The filings from those gears is like carborundum because it's hardened steel. If you feel confident that you can remove every molecule of gear powder from every nook and cranny and every bearing, then just replace the parts. You didn't drive it from Alabama to Chicago, so it's probably confined to just the center section. But at least I have planted the seed of doubt to cause you to consider the possibilities.
Replace the case? What do mean by that? You mean just replace the differential mechanism? Then yes, no reason to replace anything else, but depending on the mileage, just inspect your bearings to make sure they don't have any wear.
I would probably re-inspect the ring pinion with a magnifying glass when you remove it and do a good cleaning. Then, if it looks good, just run it. Probably not worth it to regear since you are boosted application, but not really sure. 4.10s are still fine for highway, it think it's going to be around a 200-300 rpm difference, yes. But if the existing gears are damaged, then I would probably go with 4.10.
Also, check your existing ring gear backlash before taking it apart, as a frame of reference. Good luck.
3.73 to 4.10 is not much of a change. I would likely just change the carrier and carrier bearings as long as the R&P were not damaged. As mentioned, inspect and thoroughly clean, replace what's broken, go do burnouts.

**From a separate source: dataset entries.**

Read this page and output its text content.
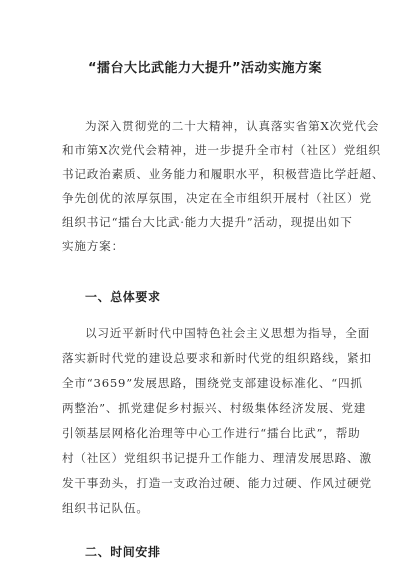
“擂台大比武能力大提升”活动实施方案
为深入贯彻党的二十大精神，认真落实省第X次党代会
和市第X次党代会精神，进一步提升全市村（社区）党组织
书记政治素质、业务能力和履职水平，积极营造比学赶超、
争先创优的浓厚氛围，决定在全市组织开展村（社区）党
组织书记“擂台大比武·能力大提升”活动，现提出如下
实施方案：
一、总体要求
以习近平新时代中国特色社会主义思想为指导，全面
落实新时代党的建设总要求和新时代党的组织路线，紧扣
全市“3659”发展思路，围绕党支部建设标准化、“四抓
两整治”、抓党建促乡村振兴、村级集体经济发展、党建
引领基层网格化治理等中心工作进行“擂台比武”，帮助
村（社区）党组织书记提升工作能力、理清发展思路、激
发干事劲头，打造一支政治过硬、能力过硬、作风过硬党
组织书记队伍。
二、时间安排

Thanks guys. Yes I would be changing the carrier bearrings for sure as well. If the ring and pinion do end up being good once the shop also looks at them, maybe i would be better off using the money that would have been spent on gears, on a new converter. All this motor, transmission has been out and built twice, and I've still got a stock stall converter in there.
What size tires?
If gears look fine it go back with them.
If they are hurt in anyway, time to replace.
but depending on tire size would help with picking a gear.
If you have 31" tires and go from 3.73 to 4.10 gears you will see a 197rpm increase.
34" tire 3.73 to 4.10 is a 174 rpm increase.
Ya stock size. 275/55r20. So 31.9. Looking at getting a whole kit of gears, bearrings and carrier from Quick Performance. Even after shipping, duty, and dollar conversion it's cheaper then getting stuff in Canada.
I just put a limited slip in my little s10 7.5 10 bolt and I can say without changing the gears it’s way easier then changing the carrier and gear set. If your gears are good you pinion depth will also be good so you just have to shim the carrier till you get the right back lash and the pattern should be just like gm set it at.
I just put a limited slip in ... it’s way easier then changing the carrier
Limited slip IS the carrier.
And yes, changing the carrier, whether limited slip or not, without also changing the gears, is pretty eeeeeeezzzy... pop out the axles, pull the carrier, swap the ring from the old carrier to the new, shim for proper backlash & preload and reinstall, put the axles & fluid back in. Doesn't hurt, in a high mileage rear, to tighten up the pinion nut slightly until you get a little bit of preload, before putting the carrier back in. Changing gears is considerably more involved, because of setting the correct pinion depth and bearing preload.